The big move at Farm-In-The-Sky began on an unseasonably warm October morning. For six hours, I helped move literal tons of dirt. We shoveled mounds of compost and dirt heaped on the roof into growing-container buckets, moving what seemed like hundreds of these buckets of soil from the roof to the building’s rattletrap service elevator and from the elevator to the U-Haul truck bound for Bushwick Campus Farm. It was grueling manual labor, but the team, which peaked at nine strong, worked hard to get it done with daylight to spare. There were setbacks, of course: sun-damaged plastic growing containers cracking on concrete like eggshells and spilling their contents, the temporary stalls of a maxed-out service elevator, and a rumored encounter with a rodent.

A Volvo provided logistical support

The work was hard, but it was satisfying to know that our efforts were helping build the Bushwick Campus Farm’s new 2,000 square foot sub-irrigated planter garden. The farm is located at Bushwick Campus, a public school campus home to four high schools that use the farm as a hands-on learning resource. Upon arriving at the farm, the soil was to be piled into a windrow, a composting method in which a long row of soil or compost is covered with other organic waste — horse manure, in this case, a readily available commodity that works well for this kind of composting. The activity of the bacteria in the manure can generate large amounts of heat in the windrow, which kills off pests such as insects and their eggs buried in the soil.
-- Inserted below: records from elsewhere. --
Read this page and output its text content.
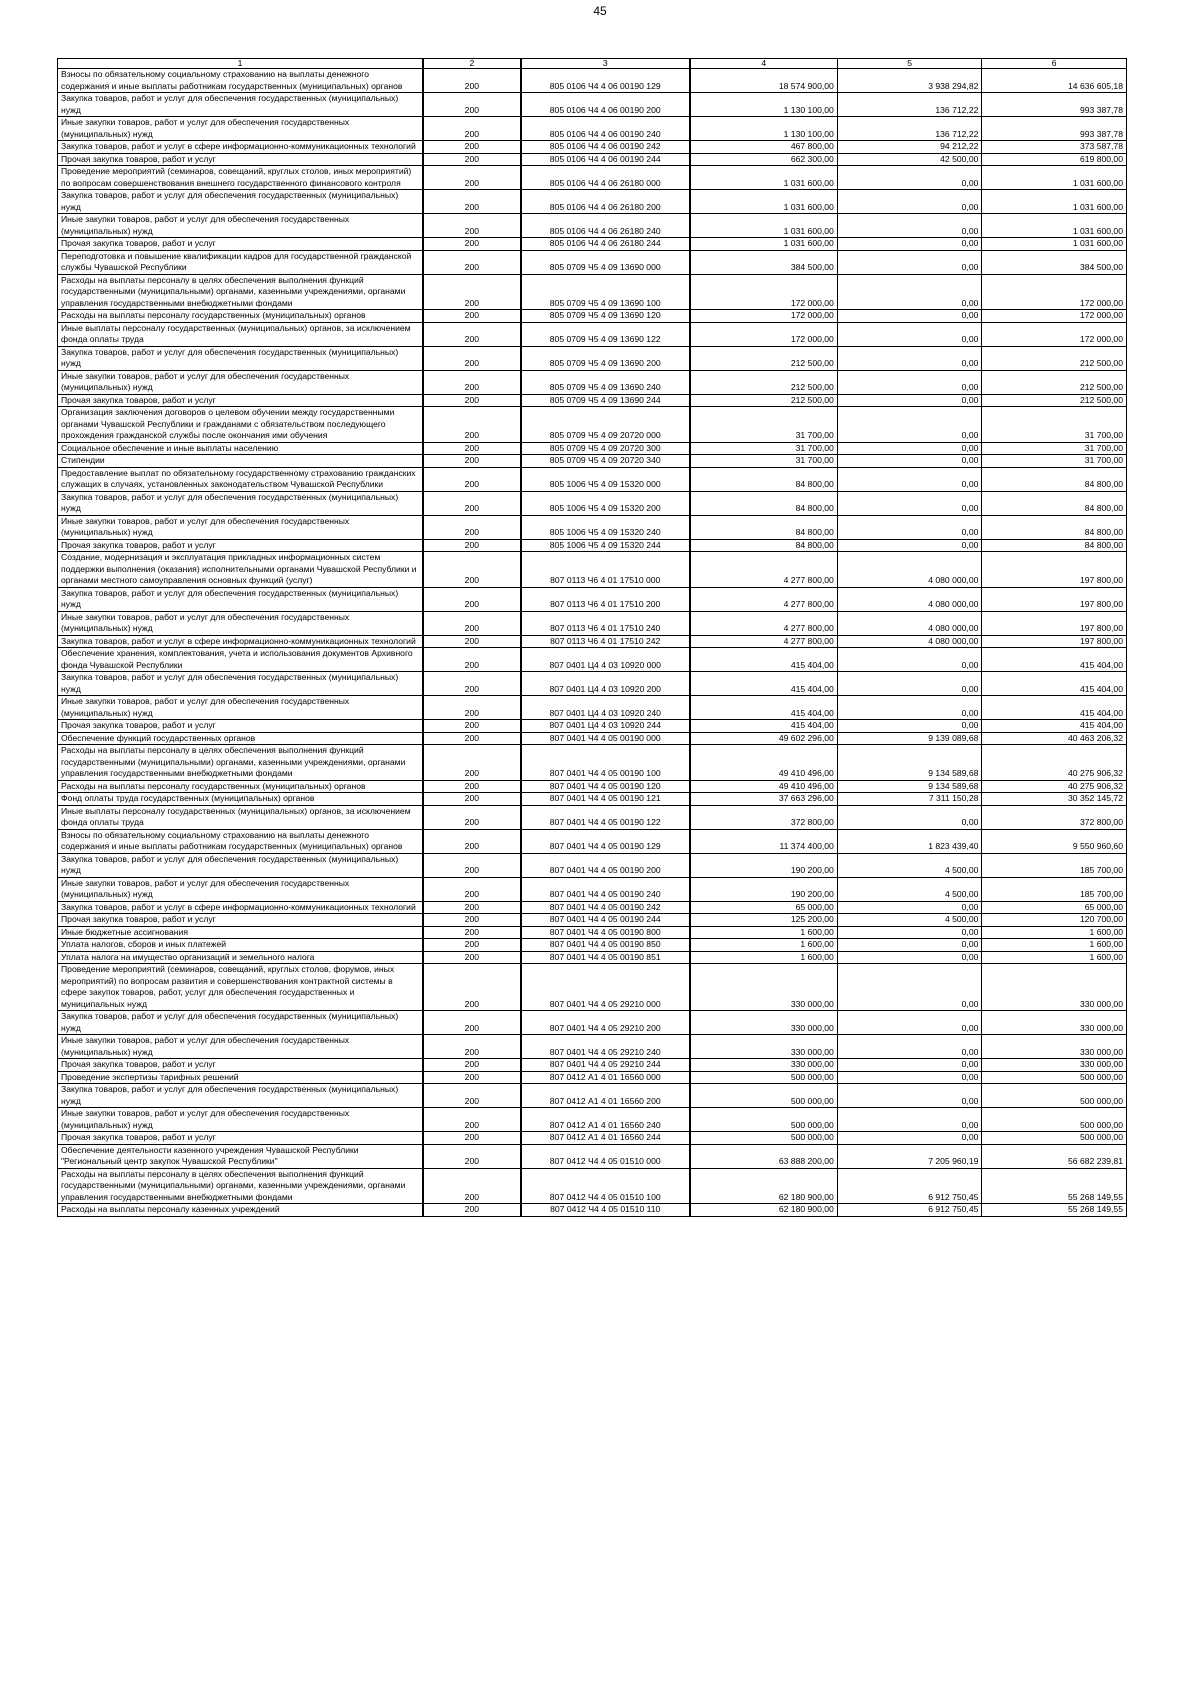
45
1	2	3	4	5	6
Взносы по обязательному социальному страхованию на выплаты денежного содержания и иные выплаты работникам государственных (муниципальных) органов	200	805 0106 Ч4 4 06 00190 129	18 574 900,00	3 938 294,82	14 636 605,18
Закупка товаров, работ и услуг для обеспечения государственных (муниципальных) нужд	200	805 0106 Ч4 4 06 00190 200	1 130 100,00	136 712,22	993 387,78
Иные закупки товаров, работ и услуг для обеспечения государственных (муниципальных) нужд	200	805 0106 Ч4 4 06 00190 240	1 130 100,00	136 712,22	993 387,78
Закупка товаров, работ и услуг в сфере информационно-коммуникационных технологий	200	805 0106 Ч4 4 06 00190 242	467 800,00	94 212,22	373 587,78
Прочая закупка товаров, работ и услуг	200	805 0106 Ч4 4 06 00190 244	662 300,00	42 500,00	619 800,00
Проведение мероприятий (семинаров, совещаний, круглых столов, иных мероприятий) по вопросам совершенствования внешнего государственного финансового контроля	200	805 0106 Ч4 4 06 26180 000	1 031 600,00	0,00	1 031 600,00
Закупка товаров, работ и услуг для обеспечения государственных (муниципальных) нужд	200	805 0106 Ч4 4 06 26180 200	1 031 600,00	0,00	1 031 600,00
Иные закупки товаров, работ и услуг для обеспечения государственных (муниципальных) нужд	200	805 0106 Ч4 4 06 26180 240	1 031 600,00	0,00	1 031 600,00
Прочая закупка товаров, работ и услуг	200	805 0106 Ч4 4 06 26180 244	1 031 600,00	0,00	1 031 600,00
Переподготовка и повышение квалификации кадров для государственной гражданской службы Чувашской Республики	200	805 0709 Ч5 4 09 13690 000	384 500,00	0,00	384 500,00
Расходы на выплаты персоналу в целях обеспечения выполнения функций государственными (муниципальными) органами, казенными учреждениями, органами управления государственными внебюджетными фондами	200	805 0709 Ч5 4 09 13690 100	172 000,00	0,00	172 000,00
Расходы на выплаты персоналу государственных (муниципальных) органов	200	805 0709 Ч5 4 09 13690 120	172 000,00	0,00	172 000,00
Иные выплаты персоналу государственных (муниципальных) органов, за исключением фонда оплаты труда	200	805 0709 Ч5 4 09 13690 122	172 000,00	0,00	172 000,00
Закупка товаров, работ и услуг для обеспечения государственных (муниципальных) нужд	200	805 0709 Ч5 4 09 13690 200	212 500,00	0,00	212 500,00
Иные закупки товаров, работ и услуг для обеспечения государственных (муниципальных) нужд	200	805 0709 Ч5 4 09 13690 240	212 500,00	0,00	212 500,00
Прочая закупка товаров, работ и услуг	200	805 0709 Ч5 4 09 13690 244	212 500,00	0,00	212 500,00
Организация заключения договоров о целевом обучении между государственными органами Чувашской Республики и гражданами с обязательством последующего прохождения гражданской службы после окончания ими обучения	200	805 0709 Ч5 4 09 20720 000	31 700,00	0,00	31 700,00
Социальное обеспечение и иные выплаты населению	200	805 0709 Ч5 4 09 20720 300	31 700,00	0,00	31 700,00
Стипендии	200	805 0709 Ч5 4 09 20720 340	31 700,00	0,00	31 700,00
Предоставление выплат по обязательному государственному страхованию гражданских служащих в случаях, установленных законодательством Чувашской Республики	200	805 1006 Ч5 4 09 15320 000	84 800,00	0,00	84 800,00
Закупка товаров, работ и услуг для обеспечения государственных (муниципальных) нужд	200	805 1006 Ч5 4 09 15320 200	84 800,00	0,00	84 800,00
Иные закупки товаров, работ и услуг для обеспечения государственных (муниципальных) нужд	200	805 1006 Ч5 4 09 15320 240	84 800,00	0,00	84 800,00
Прочая закупка товаров, работ и услуг	200	805 1006 Ч5 4 09 15320 244	84 800,00	0,00	84 800,00
Создание, модернизация и эксплуатация прикладных информационных систем поддержки выполнения (оказания) исполнительными органами Чувашской Республики и органами местного самоуправления основных функций (услуг)	200	807 0113 Ч6 4 01 17510 000	4 277 800,00	4 080 000,00	197 800,00
Закупка товаров, работ и услуг для обеспечения государственных (муниципальных) нужд	200	807 0113 Ч6 4 01 17510 200	4 277 800,00	4 080 000,00	197 800,00
Иные закупки товаров, работ и услуг для обеспечения государственных (муниципальных) нужд	200	807 0113 Ч6 4 01 17510 240	4 277 800,00	4 080 000,00	197 800,00
Закупка товаров, работ и услуг в сфере информационно-коммуникационных технологий	200	807 0113 Ч6 4 01 17510 242	4 277 800,00	4 080 000,00	197 800,00
Обеспечение хранения, комплектования, учета и использования документов Архивного фонда Чувашской Республики	200	807 0401 Ц4 4 03 10920 000	415 404,00	0,00	415 404,00
Закупка товаров, работ и услуг для обеспечения государственных (муниципальных) нужд	200	807 0401 Ц4 4 03 10920 200	415 404,00	0,00	415 404,00
Иные закупки товаров, работ и услуг для обеспечения государственных (муниципальных) нужд	200	807 0401 Ц4 4 03 10920 240	415 404,00	0,00	415 404,00
Прочая закупка товаров, работ и услуг	200	807 0401 Ц4 4 03 10920 244	415 404,00	0,00	415 404,00
Обеспечение функций государственных органов	200	807 0401 Ч4 4 05 00190 000	49 602 296,00	9 139 089,68	40 463 206,32
Расходы на выплаты персоналу в целях обеспечения выполнения функций государственными (муниципальными) органами, казенными учреждениями, органами управления государственными внебюджетными фондами	200	807 0401 Ч4 4 05 00190 100	49 410 496,00	9 134 589,68	40 275 906,32
Расходы на выплаты персоналу государственных (муниципальных) органов	200	807 0401 Ч4 4 05 00190 120	49 410 496,00	9 134 589,68	40 275 906,32
Фонд оплаты труда государственных (муниципальных) органов	200	807 0401 Ч4 4 05 00190 121	37 663 296,00	7 311 150,28	30 352 145,72
Иные выплаты персоналу государственных (муниципальных) органов, за исключением фонда оплаты труда	200	807 0401 Ч4 4 05 00190 122	372 800,00	0,00	372 800,00
Взносы по обязательному социальному страхованию на выплаты денежного содержания и иные выплаты работникам государственных (муниципальных) органов	200	807 0401 Ч4 4 05 00190 129	11 374 400,00	1 823 439,40	9 550 960,60
Закупка товаров, работ и услуг для обеспечения государственных (муниципальных) нужд	200	807 0401 Ч4 4 05 00190 200	190 200,00	4 500,00	185 700,00
Иные закупки товаров, работ и услуг для обеспечения государственных (муниципальных) нужд	200	807 0401 Ч4 4 05 00190 240	190 200,00	4 500,00	185 700,00
Закупка товаров, работ и услуг в сфере информационно-коммуникационных технологий	200	807 0401 Ч4 4 05 00190 242	65 000,00	0,00	65 000,00
Прочая закупка товаров, работ и услуг	200	807 0401 Ч4 4 05 00190 244	125 200,00	4 500,00	120 700,00
Иные бюджетные ассигнования	200	807 0401 Ч4 4 05 00190 800	1 600,00	0,00	1 600,00
Уплата налогов, сборов и иных платежей	200	807 0401 Ч4 4 05 00190 850	1 600,00	0,00	1 600,00
Уплата налога на имущество организаций и земельного налога	200	807 0401 Ч4 4 05 00190 851	1 600,00	0,00	1 600,00
Проведение мероприятий (семинаров, совещаний, круглых столов, форумов, иных мероприятий) по вопросам развития и совершенствования контрактной системы в сфере закупок товаров, работ, услуг для обеспечения государственных и муниципальных нужд	200	807 0401 Ч4 4 05 29210 000	330 000,00	0,00	330 000,00
Закупка товаров, работ и услуг для обеспечения государственных (муниципальных) нужд	200	807 0401 Ч4 4 05 29210 200	330 000,00	0,00	330 000,00
Иные закупки товаров, работ и услуг для обеспечения государственных (муниципальных) нужд	200	807 0401 Ч4 4 05 29210 240	330 000,00	0,00	330 000,00
Прочая закупка товаров, работ и услуг	200	807 0401 Ч4 4 05 29210 244	330 000,00	0,00	330 000,00
Проведение экспертизы тарифных решений	200	807 0412 А1 4 01 16560 000	500 000,00	0,00	500 000,00
Закупка товаров, работ и услуг для обеспечения государственных (муниципальных) нужд	200	807 0412 А1 4 01 16560 200	500 000,00	0,00	500 000,00
Иные закупки товаров, работ и услуг для обеспечения государственных (муниципальных) нужд	200	807 0412 А1 4 01 16560 240	500 000,00	0,00	500 000,00
Прочая закупка товаров, работ и услуг	200	807 0412 А1 4 01 16560 244	500 000,00	0,00	500 000,00
Обеспечение деятельности казенного учреждения Чувашской Республики "Региональный центр закупок Чувашской Республики"	200	807 0412 Ч4 4 05 01510 000	63 888 200,00	7 205 960,19	56 682 239,81
Расходы на выплаты персоналу в целях обеспечения выполнения функций государственными (муниципальными) органами, казенными учреждениями, органами управления государственными внебюджетными фондами	200	807 0412 Ч4 4 05 01510 100	62 180 900,00	6 912 750,45	55 268 149,55
Расходы на выплаты персоналу казенных учреждений	200	807 0412 Ч4 4 05 01510 110	62 180 900,00	6 912 750,45	55 268 149,55
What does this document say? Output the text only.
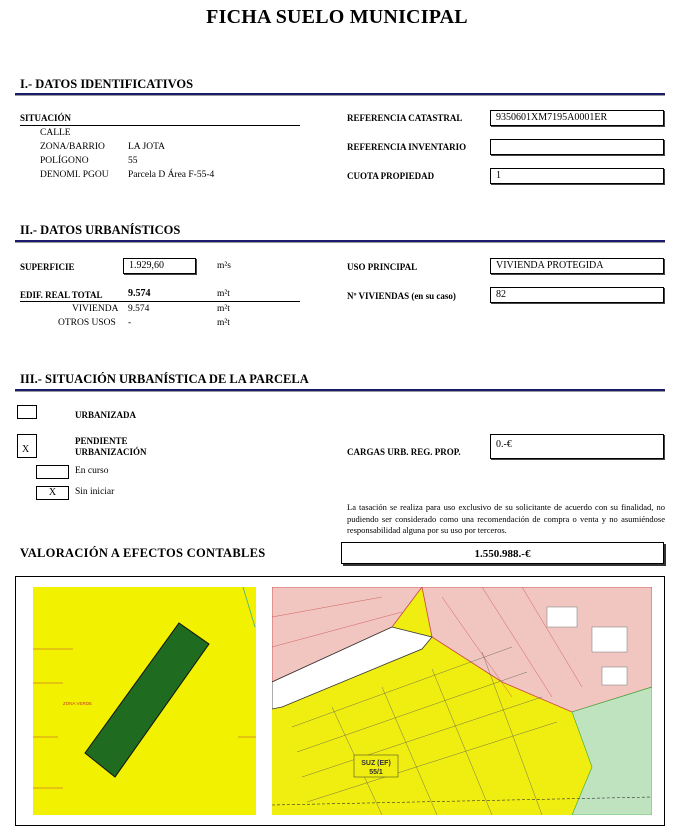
FICHA SUELO MUNICIPAL
I.- DATOS IDENTIFICATIVOS
SITUACIÓN
CALLE
ZONA/BARRIO LA JOTA
POLÍGONO	55
DENOMI. PGOU Parcela D Área F-55-4
REFERENCIA CATASTRAL	9350601XM7195A0001ER
REFERENCIA INVENTARIO
CUOTA PROPIEDAD	1
II.- DATOS URBANÍSTICOS
SUPERFICIE	1.929,60	m²s
EDIF. REAL TOTAL	9.574	m²t
VIVIENDA 9.574	m²t
OTROS USOS -	m²t
USO PRINCIPAL	VIVIENDA PROTEGIDA
Nº VIVIENDAS (en su caso)	82
III.- SITUACIÓN URBANÍSTICA DE LA PARCELA
URBANIZADA
X
PENDIENTE
URBANIZACIÓN
En curso
X	Sin iniciar
CARGAS URB. REG. PROP.
0.-€
La tasación se realiza para uso exclusivo de su solicitante de acuerdo con su finalidad, no pudiendo ser considerado como una recomendación de compra o venta y no asumiéndose responsabilidad alguna por su uso por terceros.
VALORACIÓN A EFECTOS CONTABLES	1.550.988.-€
ZONA VERDE
SUZ (EF)
55/1
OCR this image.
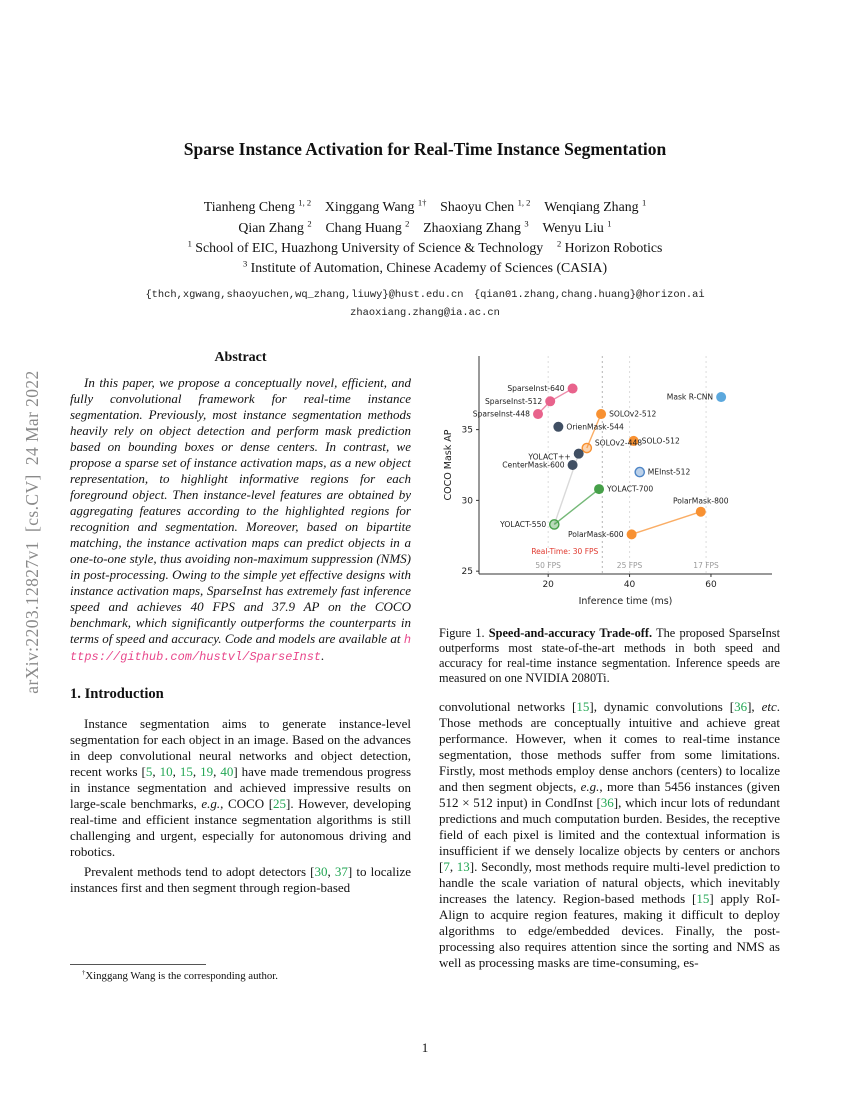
arXiv:2203.12827v1 [cs.CV] 24 Mar 2022
Sparse Instance Activation for Real-Time Instance Segmentation
Tianheng Cheng $^{1, 2}$  Xinggang Wang $^{1\dagger}$  Shaoyu Chen $^{1, 2}$  Wenqiang Zhang $^1$
Qian Zhang $^2$  Chang Huang $^2$  Zhaoxiang Zhang $^3$  Wenyu Liu $^1$
$^1$ School of EIC, Huazhong University of Science & Technology $^2$ Horizon Robotics
$^3$ Institute of Automation, Chinese Academy of Sciences (CASIA)
{thch,xgwang,shaoyuchen,wq_zhang,liuwy}@hust.edu.cn {qian01.zhang,chang.huang}@horizon.ai
zhaoxiang.zhang@ia.ac.cn
Abstract

In this paper, we propose a conceptually novel, efficient, and fully convolutional framework for real-time instance segmentation. Previously, most instance segmentation methods heavily rely on object detection and perform mask prediction based on bounding boxes or dense centers. In contrast, we propose a sparse set of instance activation maps, as a new object representation, to highlight informative regions for each foreground object. Then instance-level features are obtained by aggregating features according to the highlighted regions for recognition and segmentation. Moreover, based on bipartite matching, the instance activation maps can predict objects in a one-to-one style, thus avoiding non-maximum suppression (NMS) in post-processing. Owing to the simple yet effective designs with instance activation maps, SparseInst has extremely fast inference speed and achieves 40 FPS and 37.9 AP on the COCO benchmark, which significantly outperforms the counterparts in terms of speed and accuracy. Code and models are available at https://github.com/hustvl/SparseInst.

1. Introduction

Instance segmentation aims to generate instance-level segmentation for each object in an image. Based on the advances in deep convolutional neural networks and object detection, recent works [5, 10, 15, 19, 40] have made tremendous progress in instance segmentation and achieved impressive results on large-scale benchmarks, e.g., COCO [25]. However, developing real-time and efficient instance segmentation algorithms is still challenging and urgent, especially for autonomous driving and robotics.

Prevalent methods tend to adopt detectors [30, 37] to localize instances first and then segment through region-based

50 FPS
Real-Time: 30 FPS
25 FPS	17 FPS
SparseInst-640
SparseInst-512
SparseInst-448
OrienMask-544
SOLOv2-512
Mask R-CNN
SOLO-512
SOLOv2-448
YOLACT++
CenterMask-600
MEInst-512
YOLACT-700
YOLACT-550
PolarMask-800
PolarMask-600
25
30
35
20	40	60
Inference time (ms)
COCO Mask AP
Figure 1. Speed-and-accuracy Trade-off. The proposed SparseInst outperforms most state-of-the-art methods in both speed and accuracy for real-time instance segmentation. Inference speeds are measured on one NVIDIA 2080Ti.

convolutional networks [15], dynamic convolutions [36], etc. Those methods are conceptually intuitive and achieve great performance. However, when it comes to real-time instance segmentation, those methods suffer from some limitations. Firstly, most methods employ dense anchors (centers) to localize and then segment objects, e.g., more than 5456 instances (given 512 × 512 input) in CondInst [36], which incur lots of redundant predictions and much computation burden. Besides, the receptive field of each pixel is limited and the contextual information is insufficient if we densely localize objects by centers or anchors [7, 13]. Secondly, most methods require multi-level prediction to handle the scale variation of natural objects, which inevitably increases the latency. Region-based methods [15] apply RoI-Align to acquire region features, making it difficult to deploy algorithms to edge/embedded devices. Finally, the post-processing also requires attention since the sorting and NMS as well as processing masks are time-consuming, es-

†Xinggang Wang is the corresponding author.
1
After any hard day’s labor, the first thing anyone wants to do (yes, even before washing off the grime) is eat. But after a hard day’s labor on a farm, you not only want to eat, you want to eat well — you want the fresh cornucopia your surroundings have suggested all day. And so the crew that stuck it out to the end headed to Mama Joy’s, a new soul food joint a few blocks away on Flushing Avenue. There, I realized what brings this group together. Underneath the sustainability ethos and passion for urban farming, there exists a simple, irreducible love of good food. While my claim to the last fried chicken order in stock provoked some hostility, within minutes I was exchanging morsels of food and sips of beer with relative strangers, as we cross pollinated each other’s plates like excited bees upon the flowering herbs of a rooftop container garden.

In the midst of seemingly endless soil-bucket-burdened round trips between the roof and the service elevator that day, it occurred to me that, in many ways, moving an urban farm didn’t feel all that different from moving apartments. The repetition, the heavy loads, the pressure to finish the job before you had to return the rented truck were all familiar to me. Indeed, one could draw parallels between Farm-In-The-Sky and Bushwick Campus Farm’s circumstances as young urban farms and the circumstances of young New Yorkers like myself. These farms also face limited budgets; Farm-In-The-Sky had no money until it could convince area restaurants to support it through an RSA. They evolve to accommodate new relationships; in addition to serving as a green classroom for the high schoolers of Bushwick Campus, the Campus Farm is a demonstration site for JustFood’s Farm School NYC. The very concept of urban farms in New York City is a relatively young one. And so farms such as these undergo the steady changes of youth as they carve out a niche in their urban communities.